Hello ,
What’s distribution cluster in spark? does It related to any hardware configuration or nodes? I’m new in Big Data Technology.
Thanks
Devendra Shukla
Hello ,
What’s distribution cluster in spark? does It related to any hardware configuration or nodes? I’m new in Big Data Technology.
Thanks
Devendra Shukla
Hi Devendra,
The Big Data computation is all about distributed computing. Distributed Computing means utilizing multiple computers to solve a problem.
Apache Spark helps you solve big data problems using multiple computers. Apache Spark lets you define constructs that distribute data on multiple machines such as an RDD or a data frame.
And we operate on an RDD or dataframe using the libraries provided or create custom functionalities.

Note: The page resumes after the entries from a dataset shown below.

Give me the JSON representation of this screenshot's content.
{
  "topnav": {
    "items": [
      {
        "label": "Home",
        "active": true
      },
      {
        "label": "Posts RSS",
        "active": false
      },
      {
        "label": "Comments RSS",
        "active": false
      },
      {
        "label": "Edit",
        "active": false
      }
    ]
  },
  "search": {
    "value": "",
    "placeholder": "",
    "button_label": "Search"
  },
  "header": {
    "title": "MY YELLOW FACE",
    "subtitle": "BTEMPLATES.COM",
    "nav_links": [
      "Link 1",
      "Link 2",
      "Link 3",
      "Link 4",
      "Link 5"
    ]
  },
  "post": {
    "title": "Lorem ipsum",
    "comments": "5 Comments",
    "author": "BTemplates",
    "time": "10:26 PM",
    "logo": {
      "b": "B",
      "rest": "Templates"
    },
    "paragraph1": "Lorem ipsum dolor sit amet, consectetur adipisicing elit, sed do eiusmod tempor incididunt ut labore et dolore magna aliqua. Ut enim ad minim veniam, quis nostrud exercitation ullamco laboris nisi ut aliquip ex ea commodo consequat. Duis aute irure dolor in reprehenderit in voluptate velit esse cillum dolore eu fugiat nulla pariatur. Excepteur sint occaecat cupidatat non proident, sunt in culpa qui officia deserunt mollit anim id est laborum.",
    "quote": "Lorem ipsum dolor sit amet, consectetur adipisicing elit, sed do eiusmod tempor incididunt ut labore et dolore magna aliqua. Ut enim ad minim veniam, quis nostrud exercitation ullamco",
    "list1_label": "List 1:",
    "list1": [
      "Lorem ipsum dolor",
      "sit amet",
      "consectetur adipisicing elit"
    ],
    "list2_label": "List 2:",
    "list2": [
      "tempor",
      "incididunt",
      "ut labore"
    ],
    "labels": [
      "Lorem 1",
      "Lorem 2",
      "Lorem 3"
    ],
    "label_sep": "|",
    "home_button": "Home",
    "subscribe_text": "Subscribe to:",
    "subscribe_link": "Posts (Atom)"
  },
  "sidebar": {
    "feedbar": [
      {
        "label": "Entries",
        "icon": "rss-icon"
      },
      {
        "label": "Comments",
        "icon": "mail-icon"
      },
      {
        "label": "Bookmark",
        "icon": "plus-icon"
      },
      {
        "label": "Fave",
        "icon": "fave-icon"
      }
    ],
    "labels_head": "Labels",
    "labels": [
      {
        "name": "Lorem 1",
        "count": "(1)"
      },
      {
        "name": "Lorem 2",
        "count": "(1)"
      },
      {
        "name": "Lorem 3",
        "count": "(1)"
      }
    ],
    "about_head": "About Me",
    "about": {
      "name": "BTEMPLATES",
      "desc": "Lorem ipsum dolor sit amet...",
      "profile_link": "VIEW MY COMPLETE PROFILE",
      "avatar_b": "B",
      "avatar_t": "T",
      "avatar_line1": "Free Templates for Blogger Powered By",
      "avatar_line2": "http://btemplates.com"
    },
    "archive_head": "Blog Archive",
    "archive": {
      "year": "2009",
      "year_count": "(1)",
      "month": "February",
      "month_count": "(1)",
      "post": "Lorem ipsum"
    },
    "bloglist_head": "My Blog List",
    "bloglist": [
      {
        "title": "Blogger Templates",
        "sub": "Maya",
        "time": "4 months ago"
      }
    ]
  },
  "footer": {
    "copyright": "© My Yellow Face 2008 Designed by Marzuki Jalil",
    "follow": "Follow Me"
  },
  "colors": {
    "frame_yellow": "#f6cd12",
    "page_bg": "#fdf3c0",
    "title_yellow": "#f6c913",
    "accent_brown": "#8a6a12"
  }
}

I hope I have been able to answer your question.
Hi Sandeep,
Thank you very much for your reply and this answer really solves my problem.
One last thing, what’s the hardware configuration or nodes size or cluster size of a server which we are using for solving big data problems I know it depends on the project but generally what we use. I’m giving the interview in big data technology so generally, the interviewer asked me this questions.
Thanks
Devendra Shukla
At CloudxLab, we use around 7 or 8 machines.
At a previous job, I used close to 800 machines.
So, it all depends on projects. Never say we used a single machine in production.